McGray was released from prison in February 1995, and moved to Dartmouth.
Three years later, McGray murdered a 48-year-old woman named Joan Hicks by slitting her throat. McGray had met Joan Hicks through his girlfriend, at a local homeless shelter. Hicks’ 11-year-old daughter, Nena, was also killed — strangled and hung in a closet — but McGray was not charged in her death.
After his conviction for Hick’s murder, police around the country started looking at their unsolved cases, and McGray was charged with the 1985 murder of Tucker in Weymouth, the 1987 murder of Gibbons in Saint John, and the 1991 Montreal murders.
In prison, McGray started talking, and claimed to have had killed 11 other people across Canada and in the US
“McGray said he killed a prostitute in Halifax, but that he couldn’t remember her name or the date it happened,” reported Alison Auld.

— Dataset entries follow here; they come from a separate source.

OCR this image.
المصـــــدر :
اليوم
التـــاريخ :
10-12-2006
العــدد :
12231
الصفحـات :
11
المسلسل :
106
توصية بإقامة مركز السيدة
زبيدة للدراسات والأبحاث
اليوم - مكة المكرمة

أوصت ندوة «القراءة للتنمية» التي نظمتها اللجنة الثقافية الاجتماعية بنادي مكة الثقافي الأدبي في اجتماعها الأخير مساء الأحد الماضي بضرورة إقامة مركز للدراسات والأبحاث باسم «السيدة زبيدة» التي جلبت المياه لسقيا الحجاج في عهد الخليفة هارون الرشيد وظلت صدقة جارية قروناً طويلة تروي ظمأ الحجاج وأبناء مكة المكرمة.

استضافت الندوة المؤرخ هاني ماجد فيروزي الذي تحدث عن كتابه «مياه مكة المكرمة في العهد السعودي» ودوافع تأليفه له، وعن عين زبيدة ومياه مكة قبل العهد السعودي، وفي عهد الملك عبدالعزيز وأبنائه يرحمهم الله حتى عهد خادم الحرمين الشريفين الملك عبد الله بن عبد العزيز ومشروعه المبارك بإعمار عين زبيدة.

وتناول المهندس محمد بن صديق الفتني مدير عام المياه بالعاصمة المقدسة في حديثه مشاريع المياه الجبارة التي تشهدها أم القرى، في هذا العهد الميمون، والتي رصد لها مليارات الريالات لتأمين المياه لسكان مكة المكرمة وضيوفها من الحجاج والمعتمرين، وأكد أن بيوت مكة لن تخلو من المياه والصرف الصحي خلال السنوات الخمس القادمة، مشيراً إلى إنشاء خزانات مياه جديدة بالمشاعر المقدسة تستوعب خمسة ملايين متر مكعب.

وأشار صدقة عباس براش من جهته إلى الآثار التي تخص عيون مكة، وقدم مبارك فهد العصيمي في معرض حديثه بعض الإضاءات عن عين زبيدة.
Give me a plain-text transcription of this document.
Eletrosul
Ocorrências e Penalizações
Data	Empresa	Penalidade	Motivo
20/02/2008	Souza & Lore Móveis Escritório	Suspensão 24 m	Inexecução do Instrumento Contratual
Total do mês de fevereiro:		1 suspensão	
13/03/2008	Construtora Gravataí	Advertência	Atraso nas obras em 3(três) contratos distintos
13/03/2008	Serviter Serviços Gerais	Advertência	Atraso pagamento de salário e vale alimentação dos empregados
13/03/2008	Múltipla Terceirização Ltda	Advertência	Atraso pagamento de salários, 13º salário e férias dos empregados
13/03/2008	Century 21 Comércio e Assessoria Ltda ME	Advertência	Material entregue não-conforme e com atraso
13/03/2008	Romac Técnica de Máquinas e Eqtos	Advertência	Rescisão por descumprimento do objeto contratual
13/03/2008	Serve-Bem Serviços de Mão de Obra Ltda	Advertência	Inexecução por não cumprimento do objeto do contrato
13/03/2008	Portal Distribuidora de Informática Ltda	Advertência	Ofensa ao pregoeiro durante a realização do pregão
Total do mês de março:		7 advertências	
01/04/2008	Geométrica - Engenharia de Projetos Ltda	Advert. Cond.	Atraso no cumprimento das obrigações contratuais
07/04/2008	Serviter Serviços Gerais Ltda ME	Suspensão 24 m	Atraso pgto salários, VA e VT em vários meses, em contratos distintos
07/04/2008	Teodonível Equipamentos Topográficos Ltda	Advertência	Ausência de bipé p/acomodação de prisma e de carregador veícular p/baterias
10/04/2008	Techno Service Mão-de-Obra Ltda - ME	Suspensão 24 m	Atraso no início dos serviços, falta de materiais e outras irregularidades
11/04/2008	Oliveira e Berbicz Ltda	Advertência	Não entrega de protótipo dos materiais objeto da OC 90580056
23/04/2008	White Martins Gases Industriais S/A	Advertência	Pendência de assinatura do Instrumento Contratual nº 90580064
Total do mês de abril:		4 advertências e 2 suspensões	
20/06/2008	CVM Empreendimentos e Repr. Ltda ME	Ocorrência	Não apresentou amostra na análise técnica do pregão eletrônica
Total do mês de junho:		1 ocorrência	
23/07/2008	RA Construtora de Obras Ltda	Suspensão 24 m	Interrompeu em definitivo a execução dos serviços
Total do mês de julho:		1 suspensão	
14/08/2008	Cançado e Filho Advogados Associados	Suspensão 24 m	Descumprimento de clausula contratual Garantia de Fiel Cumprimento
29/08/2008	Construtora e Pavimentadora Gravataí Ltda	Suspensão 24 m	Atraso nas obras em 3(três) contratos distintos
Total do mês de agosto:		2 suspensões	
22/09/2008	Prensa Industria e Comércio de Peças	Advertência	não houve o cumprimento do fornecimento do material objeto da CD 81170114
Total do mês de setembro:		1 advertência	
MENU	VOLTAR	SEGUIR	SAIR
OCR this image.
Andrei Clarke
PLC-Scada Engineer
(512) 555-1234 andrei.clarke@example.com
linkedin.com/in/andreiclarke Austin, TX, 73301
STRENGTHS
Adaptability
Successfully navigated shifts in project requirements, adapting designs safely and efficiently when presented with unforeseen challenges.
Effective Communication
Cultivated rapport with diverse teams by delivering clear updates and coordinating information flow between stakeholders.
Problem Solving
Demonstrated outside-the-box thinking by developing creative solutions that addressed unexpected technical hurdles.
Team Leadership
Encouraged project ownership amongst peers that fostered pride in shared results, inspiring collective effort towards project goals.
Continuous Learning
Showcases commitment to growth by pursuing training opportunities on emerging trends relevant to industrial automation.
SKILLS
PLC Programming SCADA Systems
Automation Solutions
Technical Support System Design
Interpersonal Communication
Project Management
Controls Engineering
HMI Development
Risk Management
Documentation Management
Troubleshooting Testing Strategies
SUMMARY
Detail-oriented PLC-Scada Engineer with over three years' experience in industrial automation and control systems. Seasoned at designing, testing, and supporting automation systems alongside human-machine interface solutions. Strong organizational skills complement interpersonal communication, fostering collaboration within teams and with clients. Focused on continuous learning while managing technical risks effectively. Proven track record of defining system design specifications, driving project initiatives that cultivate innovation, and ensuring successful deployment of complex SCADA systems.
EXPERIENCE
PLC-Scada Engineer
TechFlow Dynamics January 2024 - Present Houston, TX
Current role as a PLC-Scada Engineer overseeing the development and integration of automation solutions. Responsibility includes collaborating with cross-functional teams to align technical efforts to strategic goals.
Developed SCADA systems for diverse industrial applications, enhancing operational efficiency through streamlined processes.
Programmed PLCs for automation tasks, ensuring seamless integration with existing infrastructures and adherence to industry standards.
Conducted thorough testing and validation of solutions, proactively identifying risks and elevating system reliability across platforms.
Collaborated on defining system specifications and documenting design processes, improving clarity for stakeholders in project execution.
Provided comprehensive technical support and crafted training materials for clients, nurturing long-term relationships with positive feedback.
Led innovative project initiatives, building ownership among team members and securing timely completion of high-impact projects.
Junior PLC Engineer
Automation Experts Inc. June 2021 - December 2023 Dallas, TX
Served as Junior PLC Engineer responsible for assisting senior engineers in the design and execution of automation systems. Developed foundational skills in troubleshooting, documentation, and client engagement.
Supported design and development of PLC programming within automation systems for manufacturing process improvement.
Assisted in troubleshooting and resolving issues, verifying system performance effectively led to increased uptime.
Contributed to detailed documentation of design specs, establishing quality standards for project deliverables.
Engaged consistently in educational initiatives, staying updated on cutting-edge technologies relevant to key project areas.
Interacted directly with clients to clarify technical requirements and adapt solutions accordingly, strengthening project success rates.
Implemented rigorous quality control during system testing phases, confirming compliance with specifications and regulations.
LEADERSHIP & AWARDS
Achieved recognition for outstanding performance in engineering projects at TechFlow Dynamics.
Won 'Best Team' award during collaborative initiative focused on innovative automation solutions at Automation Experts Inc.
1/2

Could the “prostitute in Halifax” be Brenda? We don’t know.
McGray offered to give police details of each of the killings, but had three conditions: he wanted treatment for his urge to kill, he didn’t want to be charged with any more murders as he would already live out his life in prison, and he wanted two accomplices given immunity from prosecution.
Prison and justice officials rejected the deal.
Then in 2010, for some reason McGray — a man who had been convicted of five murders, who claimed to have killed 11 other people, and who spoke of a compulsion to kill still more — was transferred from the maximum security Renous Prison in New Brunswick to the medium security Mountain Institute in British Columbia. A few weeks later, McGray murdered his cellmate, a 33-year-old Moncton man named Jeremy Phillips, who was serving a sentence on an assault charge.
I contacted McGray a few months ago, but he declined to be interviewed for this article.
The details of the informant described by Scott appear to fit McGray. McGray was a crown witness when he testified against Norman Frederick Warren for the 1987 murder of Saint John taxi driver Mark Gibbons. And McGray murdered his cellmate.
I suppose it’s possible that there is another man who would be familiar with Brenda Way and also testified as a crown witness and also murdered his cellmate, but it seems extremely unlikely.
I understand Assoun’s lawyers’ desire to protect the identity of the three informants who helped get their client out of jail.
But for myself, I have no problem naming the man who has been convicted of multiple heinous murders.